Shithole America is a nation of Morlocks, drunk with hate. America is a nation of wannbe Jeffrey Dahmers, lusting to torment the weakest and most defenseless among us.
Paul in KY
@Calouste: Cause you know all those kids have loads of money on them…
brantl
Why in the hell wouldn’t you have a setup to have the kids account pull off of a checking account? I don’t understand this, a kid should get food. That just bites that they didn’t even give the kids the food that they already had in their hands. What kind of douchebag could bring themselves to take it out of their hands?
Ella in New Mexico
Every now and then, as a forgetful parent, my kids lunch accounts ran out, but at least in elementary school, they were never denied a lunch. Never, not EVER, would any one allow my kid to get the meal and then have the disgusting and cruel audacity to actually REMOVE IT OUT FROM UNDERNEATH THEIR FORK.
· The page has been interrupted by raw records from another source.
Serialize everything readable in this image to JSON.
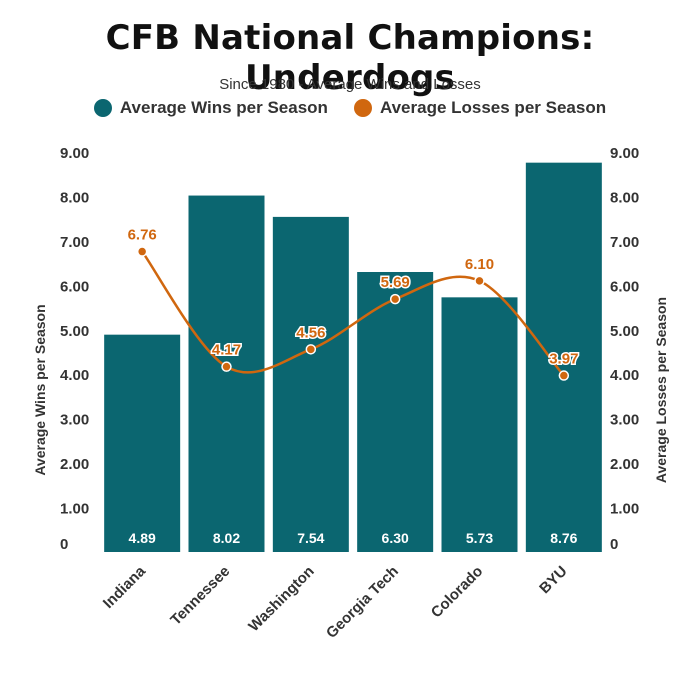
{
  "chart_data": {
    "type": "bar",
    "title": "CFB National Champions: Underdogs",
    "subtitle": "Since 1980 - Average Wins and Losses",
    "categories": [
      "Indiana",
      "Tennessee",
      "Washington",
      "Georgia Tech",
      "Colorado",
      "BYU"
    ],
    "series": [
      {
        "name": "Average Wins per Season",
        "type": "bar",
        "axis": "left",
        "color": "#0b6670",
        "values": [
          4.89,
          8.02,
          7.54,
          6.3,
          5.73,
          8.76
        ],
        "labels": [
          "4.89",
          "8.02",
          "7.54",
          "6.30",
          "5.73",
          "8.76"
        ]
      },
      {
        "name": "Average Losses per Season",
        "type": "line",
        "axis": "right",
        "color": "#d0670f",
        "values": [
          6.76,
          4.17,
          4.56,
          5.69,
          6.1,
          3.97
        ],
        "labels": [
          "6.76",
          "4.17",
          "4.56",
          "5.69",
          "6.10",
          "3.97"
        ]
      }
    ],
    "ylabel": "Average Wins per Season",
    "y2label": "Average Losses per Season",
    "ylim": [
      0,
      9
    ],
    "yticks": [
      "0",
      "1.00",
      "2.00",
      "3.00",
      "4.00",
      "5.00",
      "6.00",
      "7.00",
      "8.00",
      "9.00"
    ],
    "legend_position": "top-center",
    "grid": false
  }
}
Oh, I’d get a couple of notes then a phone call to remind me. Similarly, in middle school, they’d get three “freebies” then were told “Ok, now Mija, tomorrow you won’t have any more lunches so bring your money” by the lunch lady. And even then, if for some stupid reason they didn’t have the lunch check the next day, she’d say “Ok now, Mijo, this is the LAST time…”. Then she’d call me up and be kinda grumpy, like I deserved, and make me feel guilty.
Why? Oh, maybe cuz she actually had a heart inside her chest, not a rotting TURD?
tavella
@efgoldman:
My mother had to join Costco and get a second fridge for downstairs when my brother and his three best friends turned into teenagers. She could bring home two gallons of milk and find it gone the next day.
COB
This is the result of a certain mentality adopted by cold callous people. Yes, many of them are of a certian political party – many are also of a certain religious cult (it is in Utah). Put them together and you get food snatched from the hands of hungry school children and thrown in the trash. And they want to run the country, forever.